On Higher Education

Today I had an online conversation with a woman who observed that I did not have a Creative Writing or English degree and immediately started talking down to me as if I must not know the first thing about being a writer.

And yet an acquaintance who runs a magazine says that just about every author in the slush pile from a person who mentions having a writing-related degree in their cover letter turns out to be complete crap at writing.  (Colleen Lindsay and Nathan Bransford agree that these folks frequently query poorly or send surprisingly amateur work.)

I majored in Music Education for a year and a half.  Then I majored in Elementary Education and finished that degree.  I considered going for an English degree for about half a second.  I decided against it for many reasons, but the most important one was this:

As a music major, I observed that being classically trained at the University level was sucking all the fun out of singing for me.  I didn’t like that teachers had so much control over how I had to approach music to get a good grade, and since it wasn’t up to me which teachers I learned from, this extremely influential position could have been (and often was) occupied by people I didn’t agree with, didn’t like, or didn’t respect.

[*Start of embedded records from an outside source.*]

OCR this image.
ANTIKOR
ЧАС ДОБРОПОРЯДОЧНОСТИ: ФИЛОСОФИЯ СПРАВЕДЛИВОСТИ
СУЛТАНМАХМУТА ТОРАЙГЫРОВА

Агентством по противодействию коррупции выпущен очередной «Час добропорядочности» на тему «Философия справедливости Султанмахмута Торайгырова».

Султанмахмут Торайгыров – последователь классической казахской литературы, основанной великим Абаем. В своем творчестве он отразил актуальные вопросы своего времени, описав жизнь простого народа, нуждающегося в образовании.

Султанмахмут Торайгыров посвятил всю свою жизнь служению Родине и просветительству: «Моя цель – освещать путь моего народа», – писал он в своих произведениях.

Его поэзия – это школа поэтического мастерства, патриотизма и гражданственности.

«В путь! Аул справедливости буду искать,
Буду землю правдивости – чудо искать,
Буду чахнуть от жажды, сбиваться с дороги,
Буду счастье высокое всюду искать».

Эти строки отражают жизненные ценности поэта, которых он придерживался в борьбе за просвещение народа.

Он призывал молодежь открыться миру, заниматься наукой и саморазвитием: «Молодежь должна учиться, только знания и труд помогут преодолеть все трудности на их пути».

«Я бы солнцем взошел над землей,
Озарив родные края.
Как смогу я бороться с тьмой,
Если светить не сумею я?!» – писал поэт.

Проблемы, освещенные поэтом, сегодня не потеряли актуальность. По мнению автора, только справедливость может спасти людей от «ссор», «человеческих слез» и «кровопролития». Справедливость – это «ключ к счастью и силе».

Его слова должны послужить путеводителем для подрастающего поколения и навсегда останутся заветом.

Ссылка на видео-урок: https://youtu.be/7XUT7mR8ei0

I realized that majoring in English or Creative Writing might well do the same thing to me.  Teachers attempt to mold you, and most to all of what they say could very well be valuable.  But since my experience in music taught me that my teachers were going to impose their world views on me in one of the most absolutely subjective fields on the planet, I didn’t want that to happen to my writing.  I didn’t want to be force-fed someone else’s voice.  I didn’t want a teacher to mold me.  I wanted to mold myself.

During my senior year of high school I took Advanced Placement English, and I was consistently one of the best students.  My teacher frequently used my papers as examples during review.  I took the end-of-year exam and was one of only five students in the school to get a perfect score, entitling me to two college English credits.  I had to pay attention, but I didn’t have to strain myself.  I didn’t ultimately learn any of what I needed to know to ace that class from the teacher himself.  But even with that, I still had so far to go before I could really be exceptional.  Beating the pants off other high school kids should be easy for someone intending to make a career out of writing, but I was nothing special when it came to people in the field, and I KNEW it.

I just didn’t want to chance handing my creativity to an academic institution to sculpt.  My hat is off to any writer who’s been through post-high-school writing instruction and managed to emerge with their writing voice intact, not shaped mindlessly into a parrot for some teacher’s perspective.  And my hat is off to any writing teacher who can foster students’ voices without making them latch onto their own.  It takes a special kind of teacher to teach a student where to look for inspiration and voice (rather than “how to do” them), and it takes a special kind of student to resist the temptation to consider pleasing the teacher more important than growing as a writer.  After my experience as a voice student, I truly feel I’m not that kind of student who could survive formal education intact.  That’s the decision I made for my work and my life.

There’s nothing wrong with choosing that path.  But if anyone tries to tell you that you’ve failed to meet some kind of Writer Prerequisite because you haven’t had writing classes (college level or otherwise), ignore them.  They’re more focused on the prestige of Being a Writer than they are focused on why they do it.